- have clear objectives
- have a purpose that drives them
- pay close attention to learner feedback
- have an attitude of success
- expect their learners to succeed
- have a sense of humor
- give feedback during the training
- are not consistent
- are reflective
- seek out a mentor
- communicate with their learners before the training
Continuing on, we see:
12. Successful trainers enjoy their work
There is a management principle called the Law of Replication that says followers will replicate their leaders – like begets like. In a training setting, the trainer is viewed as the leader and the followers (learners) will replicate their trainer’s attitudes. If the trainer doesn’t enjoy their work, shows an attitude of disinterest or even dislike for what they are doing, the learners will mirror that. It becomes a death spiral. Commit to having an attitude of interest and excitement and the learners will mirror that attitude resulting in both parties having a positive experience. The more genuine the feeling, the more genuine the response.
13. Successful trainers adapt to special needs
Just like in a traditional classroom setting with formal education, special needs learners can show up in a training session. (Section 508 of the Rehabilitation Act addresses the types of accommodations that should be made in self-directed learning scenarios (like webcasts, print pieces, pdf changes, etc.) so I will address live training here.) Look at the materials you hand out – are they very small type in an attempt to squeeze everything into as little space as possible? Are your slides the same way? What about the color scheme you use – if someone is color blind (almost 7% of men) can they interpret your slides correctly? Do you enunciate and speak clearly – 20% of Americans have some form of hearing loss? Do you change the scene so people with mental disabilities like Attention Deficit Disorder have an easier times staying engaged? Consider all these things as you plan your presentation.
Special note: If you train live or speak publicly with slides and haven’t read Slide:ology by Nancy Duarte (get the print edition, not the ereader version) then you need to right away. It’s a fantastic look at how slides should be crafted.
14. Successful trainers explore new tools
New technology comes out every day and much of it can make your job easier and your training more engaging. Yet I still know trainers using overhead projection screens, wet erase markers, and plastic sheets to illustrate their lesson. Or even worse, self-directed training that is just a series of PowerPoint slides the learner flips through. This is always a quick turn-off for the learners, especially younger generations. Learn modern technology and use it…catch this!…when it enhances the learning. Don’t just use it for flash – the learners will see that and it will simply be a distraction.

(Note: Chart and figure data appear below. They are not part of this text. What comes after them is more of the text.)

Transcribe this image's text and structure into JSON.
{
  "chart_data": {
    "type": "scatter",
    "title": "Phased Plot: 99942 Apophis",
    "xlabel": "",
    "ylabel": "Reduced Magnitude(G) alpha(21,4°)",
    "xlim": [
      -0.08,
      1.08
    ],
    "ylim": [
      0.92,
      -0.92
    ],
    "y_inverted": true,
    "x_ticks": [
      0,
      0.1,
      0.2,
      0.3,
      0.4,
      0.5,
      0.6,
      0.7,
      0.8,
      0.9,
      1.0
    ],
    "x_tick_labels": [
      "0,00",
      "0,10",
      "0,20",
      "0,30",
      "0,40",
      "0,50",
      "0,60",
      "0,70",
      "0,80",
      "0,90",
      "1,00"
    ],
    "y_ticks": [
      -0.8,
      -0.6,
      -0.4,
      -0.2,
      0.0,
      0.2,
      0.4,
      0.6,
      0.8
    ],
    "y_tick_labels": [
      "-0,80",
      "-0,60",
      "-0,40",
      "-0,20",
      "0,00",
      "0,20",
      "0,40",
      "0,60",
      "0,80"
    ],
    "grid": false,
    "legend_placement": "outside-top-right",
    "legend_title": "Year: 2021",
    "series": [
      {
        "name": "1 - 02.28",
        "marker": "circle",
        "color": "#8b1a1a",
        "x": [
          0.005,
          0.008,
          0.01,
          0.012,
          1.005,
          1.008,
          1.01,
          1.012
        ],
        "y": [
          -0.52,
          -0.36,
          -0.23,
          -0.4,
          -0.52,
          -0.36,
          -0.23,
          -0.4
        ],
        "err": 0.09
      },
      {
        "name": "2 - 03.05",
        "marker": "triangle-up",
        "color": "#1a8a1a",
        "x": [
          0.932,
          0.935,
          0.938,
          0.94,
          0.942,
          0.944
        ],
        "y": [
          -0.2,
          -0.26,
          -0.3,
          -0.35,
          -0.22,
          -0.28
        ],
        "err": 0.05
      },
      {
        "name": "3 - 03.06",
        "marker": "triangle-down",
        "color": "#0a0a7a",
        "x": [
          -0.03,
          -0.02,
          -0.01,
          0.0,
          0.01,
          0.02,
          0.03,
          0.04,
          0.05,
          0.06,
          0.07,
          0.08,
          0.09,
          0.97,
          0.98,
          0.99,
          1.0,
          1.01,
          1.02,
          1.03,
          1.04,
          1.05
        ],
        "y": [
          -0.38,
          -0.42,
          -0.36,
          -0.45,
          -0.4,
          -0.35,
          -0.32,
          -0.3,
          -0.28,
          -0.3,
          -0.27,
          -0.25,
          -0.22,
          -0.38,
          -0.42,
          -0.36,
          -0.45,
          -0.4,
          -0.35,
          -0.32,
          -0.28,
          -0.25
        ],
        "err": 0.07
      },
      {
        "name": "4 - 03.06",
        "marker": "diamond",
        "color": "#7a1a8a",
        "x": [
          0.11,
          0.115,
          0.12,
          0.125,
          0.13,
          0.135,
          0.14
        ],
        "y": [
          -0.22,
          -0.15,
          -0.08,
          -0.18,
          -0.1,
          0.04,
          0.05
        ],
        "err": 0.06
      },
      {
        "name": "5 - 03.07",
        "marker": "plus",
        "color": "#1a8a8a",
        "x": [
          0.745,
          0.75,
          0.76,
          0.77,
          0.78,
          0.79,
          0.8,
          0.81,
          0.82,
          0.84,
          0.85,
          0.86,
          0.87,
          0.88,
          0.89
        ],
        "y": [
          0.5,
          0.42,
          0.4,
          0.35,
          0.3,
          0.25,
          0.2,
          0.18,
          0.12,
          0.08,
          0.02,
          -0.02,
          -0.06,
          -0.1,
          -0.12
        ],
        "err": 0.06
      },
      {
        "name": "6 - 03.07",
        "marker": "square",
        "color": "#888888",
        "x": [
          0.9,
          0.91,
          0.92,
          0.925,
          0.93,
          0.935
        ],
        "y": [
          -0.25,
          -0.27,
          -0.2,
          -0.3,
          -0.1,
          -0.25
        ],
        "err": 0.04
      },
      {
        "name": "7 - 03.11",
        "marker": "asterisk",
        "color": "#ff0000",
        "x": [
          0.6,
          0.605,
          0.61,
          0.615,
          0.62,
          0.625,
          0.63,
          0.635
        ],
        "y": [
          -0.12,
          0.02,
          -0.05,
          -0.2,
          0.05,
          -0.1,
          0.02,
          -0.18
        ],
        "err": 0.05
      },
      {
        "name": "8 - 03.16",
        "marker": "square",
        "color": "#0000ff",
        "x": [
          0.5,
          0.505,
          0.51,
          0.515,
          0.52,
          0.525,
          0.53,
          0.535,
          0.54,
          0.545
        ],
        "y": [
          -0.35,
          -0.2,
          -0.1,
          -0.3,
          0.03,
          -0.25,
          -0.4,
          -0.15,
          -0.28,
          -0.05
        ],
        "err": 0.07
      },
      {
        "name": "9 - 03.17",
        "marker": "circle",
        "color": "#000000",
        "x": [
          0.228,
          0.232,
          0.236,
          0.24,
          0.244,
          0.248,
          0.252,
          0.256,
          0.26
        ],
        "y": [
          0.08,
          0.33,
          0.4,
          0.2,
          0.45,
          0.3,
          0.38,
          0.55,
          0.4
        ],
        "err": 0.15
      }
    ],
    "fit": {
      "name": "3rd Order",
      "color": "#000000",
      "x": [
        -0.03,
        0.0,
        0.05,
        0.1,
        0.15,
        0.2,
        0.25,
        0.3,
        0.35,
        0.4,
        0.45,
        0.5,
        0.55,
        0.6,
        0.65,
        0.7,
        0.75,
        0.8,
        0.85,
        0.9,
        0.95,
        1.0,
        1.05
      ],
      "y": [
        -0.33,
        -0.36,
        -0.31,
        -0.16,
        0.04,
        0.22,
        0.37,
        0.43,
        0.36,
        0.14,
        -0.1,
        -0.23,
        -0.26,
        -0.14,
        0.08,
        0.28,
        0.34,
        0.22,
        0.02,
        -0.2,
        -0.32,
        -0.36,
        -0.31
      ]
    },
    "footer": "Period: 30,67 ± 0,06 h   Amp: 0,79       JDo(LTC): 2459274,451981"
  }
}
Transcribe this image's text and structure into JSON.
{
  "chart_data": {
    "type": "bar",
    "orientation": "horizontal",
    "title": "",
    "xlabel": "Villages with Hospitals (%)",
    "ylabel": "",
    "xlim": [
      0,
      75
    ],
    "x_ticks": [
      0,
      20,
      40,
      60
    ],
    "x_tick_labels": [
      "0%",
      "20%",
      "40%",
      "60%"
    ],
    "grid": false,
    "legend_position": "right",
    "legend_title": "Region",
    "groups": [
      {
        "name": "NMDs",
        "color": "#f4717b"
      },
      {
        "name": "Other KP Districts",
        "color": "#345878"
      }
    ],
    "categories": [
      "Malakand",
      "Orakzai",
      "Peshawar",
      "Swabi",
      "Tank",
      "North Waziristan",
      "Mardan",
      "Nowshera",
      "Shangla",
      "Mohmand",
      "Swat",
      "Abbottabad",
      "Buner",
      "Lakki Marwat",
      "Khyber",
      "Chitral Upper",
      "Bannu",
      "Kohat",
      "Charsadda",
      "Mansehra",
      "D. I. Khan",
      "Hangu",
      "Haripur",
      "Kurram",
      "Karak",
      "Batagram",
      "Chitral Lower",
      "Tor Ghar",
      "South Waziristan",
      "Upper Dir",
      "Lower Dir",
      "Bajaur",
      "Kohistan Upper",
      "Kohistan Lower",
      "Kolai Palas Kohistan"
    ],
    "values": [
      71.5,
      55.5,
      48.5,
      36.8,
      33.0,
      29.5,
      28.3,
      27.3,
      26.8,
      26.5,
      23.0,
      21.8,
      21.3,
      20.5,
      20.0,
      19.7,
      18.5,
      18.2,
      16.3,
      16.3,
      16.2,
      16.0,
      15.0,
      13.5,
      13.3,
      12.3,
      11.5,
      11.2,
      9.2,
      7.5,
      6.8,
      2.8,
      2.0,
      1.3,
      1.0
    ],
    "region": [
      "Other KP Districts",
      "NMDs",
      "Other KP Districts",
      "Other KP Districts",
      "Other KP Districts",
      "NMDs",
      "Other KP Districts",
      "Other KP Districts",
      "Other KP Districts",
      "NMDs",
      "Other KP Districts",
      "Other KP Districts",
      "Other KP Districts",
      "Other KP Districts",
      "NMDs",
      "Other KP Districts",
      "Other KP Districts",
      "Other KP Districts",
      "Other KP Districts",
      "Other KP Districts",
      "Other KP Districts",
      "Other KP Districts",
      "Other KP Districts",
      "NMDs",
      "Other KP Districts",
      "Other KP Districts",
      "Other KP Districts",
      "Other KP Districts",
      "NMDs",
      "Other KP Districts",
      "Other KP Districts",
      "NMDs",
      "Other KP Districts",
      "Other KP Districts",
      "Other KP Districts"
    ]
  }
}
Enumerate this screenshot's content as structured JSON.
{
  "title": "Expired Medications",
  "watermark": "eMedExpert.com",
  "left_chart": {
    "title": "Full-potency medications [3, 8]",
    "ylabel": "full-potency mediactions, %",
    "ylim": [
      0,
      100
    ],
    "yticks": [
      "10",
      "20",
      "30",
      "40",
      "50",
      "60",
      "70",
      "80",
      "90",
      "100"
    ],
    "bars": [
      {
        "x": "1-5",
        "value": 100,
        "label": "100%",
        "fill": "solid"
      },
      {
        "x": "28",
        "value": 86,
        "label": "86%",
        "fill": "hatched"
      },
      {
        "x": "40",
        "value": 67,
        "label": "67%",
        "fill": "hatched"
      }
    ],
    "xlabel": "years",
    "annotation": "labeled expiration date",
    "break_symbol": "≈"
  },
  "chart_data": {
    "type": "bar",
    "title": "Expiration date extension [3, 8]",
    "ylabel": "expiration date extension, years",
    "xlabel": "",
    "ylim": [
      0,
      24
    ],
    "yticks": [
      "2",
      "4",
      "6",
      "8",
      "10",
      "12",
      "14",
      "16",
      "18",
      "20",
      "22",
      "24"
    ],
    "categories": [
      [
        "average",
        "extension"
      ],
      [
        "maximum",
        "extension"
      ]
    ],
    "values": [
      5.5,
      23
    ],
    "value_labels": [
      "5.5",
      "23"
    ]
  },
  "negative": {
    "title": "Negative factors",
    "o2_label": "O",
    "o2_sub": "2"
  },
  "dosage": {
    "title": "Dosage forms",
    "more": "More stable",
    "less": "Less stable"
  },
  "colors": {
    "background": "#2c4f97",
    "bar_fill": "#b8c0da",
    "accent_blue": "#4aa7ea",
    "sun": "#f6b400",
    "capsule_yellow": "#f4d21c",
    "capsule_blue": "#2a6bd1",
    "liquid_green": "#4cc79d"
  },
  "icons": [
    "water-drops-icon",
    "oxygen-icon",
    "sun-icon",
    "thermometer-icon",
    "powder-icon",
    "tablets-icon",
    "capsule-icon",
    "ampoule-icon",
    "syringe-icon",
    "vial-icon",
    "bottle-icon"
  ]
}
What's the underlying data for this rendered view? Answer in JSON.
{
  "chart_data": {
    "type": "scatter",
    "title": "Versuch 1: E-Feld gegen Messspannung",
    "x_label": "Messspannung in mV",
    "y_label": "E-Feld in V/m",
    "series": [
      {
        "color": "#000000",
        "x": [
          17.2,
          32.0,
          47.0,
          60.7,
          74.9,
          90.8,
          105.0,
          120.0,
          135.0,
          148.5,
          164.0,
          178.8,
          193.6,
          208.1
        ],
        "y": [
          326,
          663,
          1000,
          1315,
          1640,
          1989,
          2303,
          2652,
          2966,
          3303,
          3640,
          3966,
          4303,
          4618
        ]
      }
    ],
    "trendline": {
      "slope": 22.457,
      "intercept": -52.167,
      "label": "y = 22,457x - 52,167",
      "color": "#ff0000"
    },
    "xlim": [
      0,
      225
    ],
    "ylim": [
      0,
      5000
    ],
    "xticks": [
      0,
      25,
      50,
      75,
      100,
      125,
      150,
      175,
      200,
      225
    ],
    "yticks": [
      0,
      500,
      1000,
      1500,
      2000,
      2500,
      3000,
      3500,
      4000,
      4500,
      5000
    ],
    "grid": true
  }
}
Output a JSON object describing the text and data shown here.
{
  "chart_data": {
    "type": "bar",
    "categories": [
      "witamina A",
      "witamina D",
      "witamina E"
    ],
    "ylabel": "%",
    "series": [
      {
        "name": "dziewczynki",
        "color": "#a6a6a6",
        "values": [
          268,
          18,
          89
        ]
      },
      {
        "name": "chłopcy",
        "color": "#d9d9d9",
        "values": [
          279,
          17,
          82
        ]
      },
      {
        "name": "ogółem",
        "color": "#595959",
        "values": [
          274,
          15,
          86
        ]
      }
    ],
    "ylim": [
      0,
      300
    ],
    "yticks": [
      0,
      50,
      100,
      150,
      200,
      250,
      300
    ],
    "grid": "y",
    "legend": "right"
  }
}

15. Successful trainers bring fun into the training
Remember the scene changes mentioned in #8 and the humor mentioned in #6? Well when you combine those two it often creates a sense of fun that will carry the learner through the “boring” parts. It usually isn’t possible to make the entire training event fun, but if parts of it can be fun/exciting/surprising than the overall training will be much more effective. One thing I used to do was ask questions of the group to assess their understanding, and then toss candy at them when they answered correctly. Things flying through the air certainly woke them up and the sugar high helped carry them through the rest of class.
16. Successful trainers understand learning
A lot has changed in learning theory, especially for adults, in the last 50 years. In the 1960’s Malcolm Knowles published his theories on adult learning and really sparked an interest in the study of how adults and children learn differently. Since then a flurry of studies, research projects, and changes in practice have occurred. The successful trainer learns about learning so their courses have the greatest chance at success.
17. Successful trainers are masters of their subject matter
A personal illustration here: I went to a small Christian college in southern California and one of the best parts about its business program was the liberal use of Adjunct Professors. Rather than having a few faculty that taught everything, the college hired Adjunct Professors to teach specific courses. My Money & Banking instructor was the head of the Merril Lynch office in Los Angeles and my Business Law professor was a practicing lawyer who had to miss class one day to attend a hearing for her client. They were experts in their field and this came out every day they taught via war stories, personal experiences, and hands-on knowledge. These people knew their material to a depth no mere academic could understand and it showed in how well their students learned the material. A trainer’s knowledge depth will always show in the way they teach. Make sure yours is good.
BONUS: Successful trainers break out of the box
Successful trainers fight for what they feel is the best way to educate their learners. Expand your borders – you just might find some surprises. Perhaps it is a box created by someone organizing the training such as a poor location, bad time, no audio, bad lighting, too big of a group, or an overly diverse topic matter. Or maybe it’s a box you created for yourself like a lack of knowledge depth, a fear of failure, or the paralysis of just doing it like you’ve always done it. Whatever the case, break the bounds you are stuck in. Like Mr. Keating in Dead Poets Society, don’t be afraid to take your learners out to the courtyard and march them around if it will help them grasp the material.
In the end I find that when my training doesn’t go well it’s usually because of something I’ve failed to do, not because of something I didn’t know. Training, though not easy, can be extremely rewarding and when I put into it everything I know I should do, it works out much better. Good luck!